Findings from an All-Party Parliamentary Inquiry have been welcomed

QARN welcomes Detention Inquiry report

Findings from an All-Party Parliamentary Inquiry have been welcomed

by Tara Craig 13th March 2015

The findings of the All-Party Parliamentary Inquiry into the Use of Immigration Detention in the United Kingdom Report have been welcomed by the Quaker Asylum and Refugee Network (QARN) as ‘a starting point for change’.

Sarah Teather MP chaired the Inquiry. Its findings were released on 3 March and listed four key recommendations.

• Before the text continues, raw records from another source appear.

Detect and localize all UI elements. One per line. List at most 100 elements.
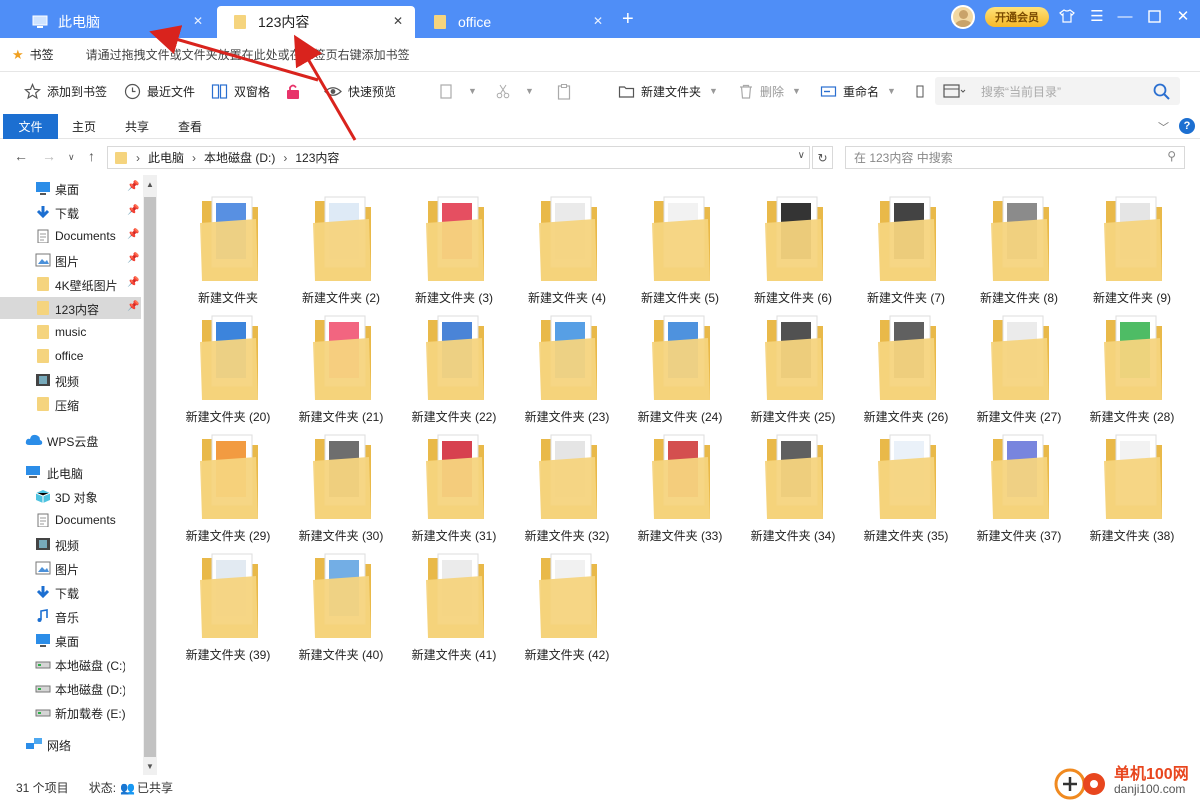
folder-item[interactable]: 新建文件夹 (22) (398, 302, 510, 424)
folder-item[interactable]: 新建文件夹 (24) (624, 302, 736, 424)
history-chevron-icon[interactable]: ∨ (68, 152, 75, 163)
dual-pane-button[interactable]: 双窗格 (211, 72, 270, 110)
sidebar-item[interactable]: 图片 📌 (0, 249, 141, 271)
copy-button[interactable]: ▼ (438, 72, 477, 110)
pin-icon[interactable]: 📌 (127, 301, 139, 312)
sidebar-item[interactable]: 网络 (0, 733, 141, 755)
vip-button[interactable]: 开通会员 (985, 7, 1049, 27)
folder-item[interactable]: 新建文件夹 (31) (398, 421, 510, 543)
folder-item[interactable]: 新建文件夹 (23) (511, 302, 623, 424)
skin-icon[interactable] (1056, 5, 1078, 27)
sidebar-item[interactable]: 视频 (0, 369, 141, 391)
folder-search-input[interactable]: 在 123内容 中搜索 ⚲ (845, 146, 1185, 169)
folder-item[interactable]: 新建文件夹 (3) (398, 183, 510, 305)
sidebar-item[interactable]: 下载 📌 (0, 201, 141, 223)
folder-item[interactable]: 新建文件夹 (9) (1076, 183, 1188, 305)
lock-button[interactable] (285, 72, 307, 110)
sidebar-item[interactable]: 3D 对象 (0, 485, 141, 507)
pin-icon[interactable]: 📌 (127, 205, 139, 216)
cut-button[interactable]: ▼ (495, 72, 534, 110)
folder-item[interactable]: 新建文件夹 (172, 183, 284, 305)
folder-item[interactable]: 新建文件夹 (39) (172, 540, 284, 662)
pin-icon[interactable]: 📌 (127, 181, 139, 192)
sidebar-item[interactable]: 图片 (0, 557, 141, 579)
search-icon[interactable] (1153, 83, 1170, 100)
sidebar-item[interactable]: 123内容 📌 (0, 297, 141, 319)
folder-item[interactable]: 新建文件夹 (20) (172, 302, 284, 424)
sidebar-item[interactable]: Documents (0, 509, 141, 531)
sidebar-item[interactable]: 下载 (0, 581, 141, 603)
breadcrumb-current[interactable]: 123内容 (295, 149, 339, 166)
folder-item[interactable]: 新建文件夹 (4) (511, 183, 623, 305)
sidebar-item[interactable]: 压缩 (0, 393, 141, 415)
folder-item[interactable]: 新建文件夹 (2) (285, 183, 397, 305)
tab-office[interactable]: office ✕ (417, 6, 615, 38)
help-icon[interactable]: ? (1179, 118, 1195, 134)
tab-share[interactable]: 共享 (115, 114, 159, 139)
sidebar-item[interactable]: 桌面 📌 (0, 177, 141, 199)
breadcrumb-drive-d[interactable]: 本地磁盘 (D:) (204, 149, 275, 166)
folder-item[interactable]: 新建文件夹 (29) (172, 421, 284, 543)
pin-icon[interactable]: 📌 (127, 277, 139, 288)
layout-icon[interactable] (943, 83, 967, 99)
tab-123-content[interactable]: 123内容 ✕ (217, 6, 415, 38)
sidebar-item[interactable]: 本地磁盘 (C:) (0, 653, 141, 675)
folder-item[interactable]: 新建文件夹 (8) (963, 183, 1075, 305)
scroll-down-icon[interactable]: ▼ (146, 762, 154, 771)
pin-icon[interactable]: 📌 (127, 253, 139, 264)
folder-item[interactable]: 新建文件夹 (26) (850, 302, 962, 424)
chevron-down-icon[interactable]: ﹀ (1158, 119, 1169, 135)
folder-item[interactable]: 新建文件夹 (37) (963, 421, 1075, 543)
up-icon[interactable]: ↑ (88, 148, 95, 164)
address-bar[interactable]: › 此电脑 › 本地磁盘 (D:) › 123内容 ∨ (107, 146, 810, 169)
avatar[interactable] (951, 5, 975, 29)
folder-item[interactable]: 新建文件夹 (25) (737, 302, 849, 424)
close-icon[interactable]: ✕ (193, 14, 203, 28)
tab-this-pc[interactable]: 此电脑 ✕ (0, 6, 215, 38)
search-icon[interactable]: ⚲ (1167, 149, 1176, 163)
bookmark-label[interactable]: 书签 (30, 46, 54, 63)
sidebar-item[interactable]: 音乐 (0, 605, 141, 627)
quick-preview-button[interactable]: 快速预览 (324, 72, 396, 110)
tab-file[interactable]: 文件 (3, 114, 58, 139)
sidebar-item[interactable]: 本地磁盘 (D:) (0, 677, 141, 699)
add-bookmark-button[interactable]: 添加到书签 (24, 72, 107, 110)
chevron-down-icon[interactable]: ∨ (798, 150, 805, 161)
folder-item[interactable]: 新建文件夹 (40) (285, 540, 397, 662)
forward-icon[interactable]: → (42, 148, 56, 164)
breadcrumb-this-pc[interactable]: 此电脑 (148, 149, 184, 166)
paste-button[interactable] (556, 72, 578, 110)
delete-button[interactable]: 删除 ▼ (738, 72, 801, 110)
sidebar-scrollbar[interactable]: ▲ ▼ (143, 175, 157, 775)
sidebar-item[interactable]: office (0, 345, 141, 367)
folder-item[interactable]: 新建文件夹 (42) (511, 540, 623, 662)
new-folder-button[interactable]: 新建文件夹 ▼ (618, 72, 718, 110)
sidebar-item[interactable]: WPS云盘 (0, 429, 141, 451)
sidebar-item[interactable]: 新加载卷 (E:) (0, 701, 141, 723)
sidebar-item[interactable]: Documents 📌 (0, 225, 141, 247)
new-tab-button[interactable]: + (622, 9, 634, 29)
folder-item[interactable]: 新建文件夹 (41) (398, 540, 510, 662)
sidebar-item[interactable]: 此电脑 (0, 461, 141, 483)
folder-item[interactable]: 新建文件夹 (27) (963, 302, 1075, 424)
scrollbar-thumb[interactable] (144, 197, 156, 757)
folder-item[interactable]: 新建文件夹 (34) (737, 421, 849, 543)
folder-item[interactable]: 新建文件夹 (30) (285, 421, 397, 543)
folder-item[interactable]: 新建文件夹 (21) (285, 302, 397, 424)
folder-item[interactable]: 新建文件夹 (7) (850, 183, 962, 305)
directory-search-input[interactable]: 搜索“当前目录” (935, 77, 1180, 105)
refresh-icon[interactable]: ↻ (812, 146, 833, 169)
minimize-icon[interactable]: — (1114, 5, 1136, 27)
sidebar-item[interactable]: 4K壁纸图片 📌 (0, 273, 141, 295)
maximize-icon[interactable] (1143, 5, 1165, 27)
scroll-up-icon[interactable]: ▲ (146, 180, 154, 189)
tab-home[interactable]: 主页 (62, 114, 106, 139)
menu-icon[interactable]: ☰ (1086, 5, 1108, 27)
sidebar-item[interactable]: 桌面 (0, 629, 141, 651)
sidebar-item[interactable]: 视频 (0, 533, 141, 555)
sidebar-item[interactable]: music (0, 321, 141, 343)
close-window-icon[interactable]: ✕ (1172, 5, 1194, 27)
folder-item[interactable]: 新建文件夹 (38) (1076, 421, 1188, 543)
pin-icon[interactable]: 📌 (127, 229, 139, 240)
close-icon[interactable]: ✕ (393, 14, 403, 28)
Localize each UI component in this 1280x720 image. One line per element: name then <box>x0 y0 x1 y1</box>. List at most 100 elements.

The first was that ‘there should be a time limit of twenty-eight days on the length of time anyone can be held in immigration detention’. The second was that community-based resolutions replace detention, and the third that detention be ‘for the shortest possible time and only to effect removal’. The final recommendation was that the government learn from international best practice and introduce to the UK a much wider range of alternatives to detention.

Sheila Mosley of QARN told the Friend that the group had submitted a report to the Inquiry, and ‘had worked alongside many others to enable the Inquiry to properly hear the voices of people who have experienced detention and those who call for significant changes in the system’.

‘It is reassuring that people with personal experience of the system were respectfully listened to by the Inquiry team, and that those who were listening openly expressed their dismay,’ she said.

‘QARN welcomes the firm recommendation that there be a maximum time limit to immigration detention of twenty-eight days, and that there should be judicial oversight of the decision to detain at an early stage, in contrast to the current system where there is no end date for people to be released,’ Sheila added.

She told the Friend that QARN would like to see an end to all immigration detention, referring to the report as ‘an important step along that path’.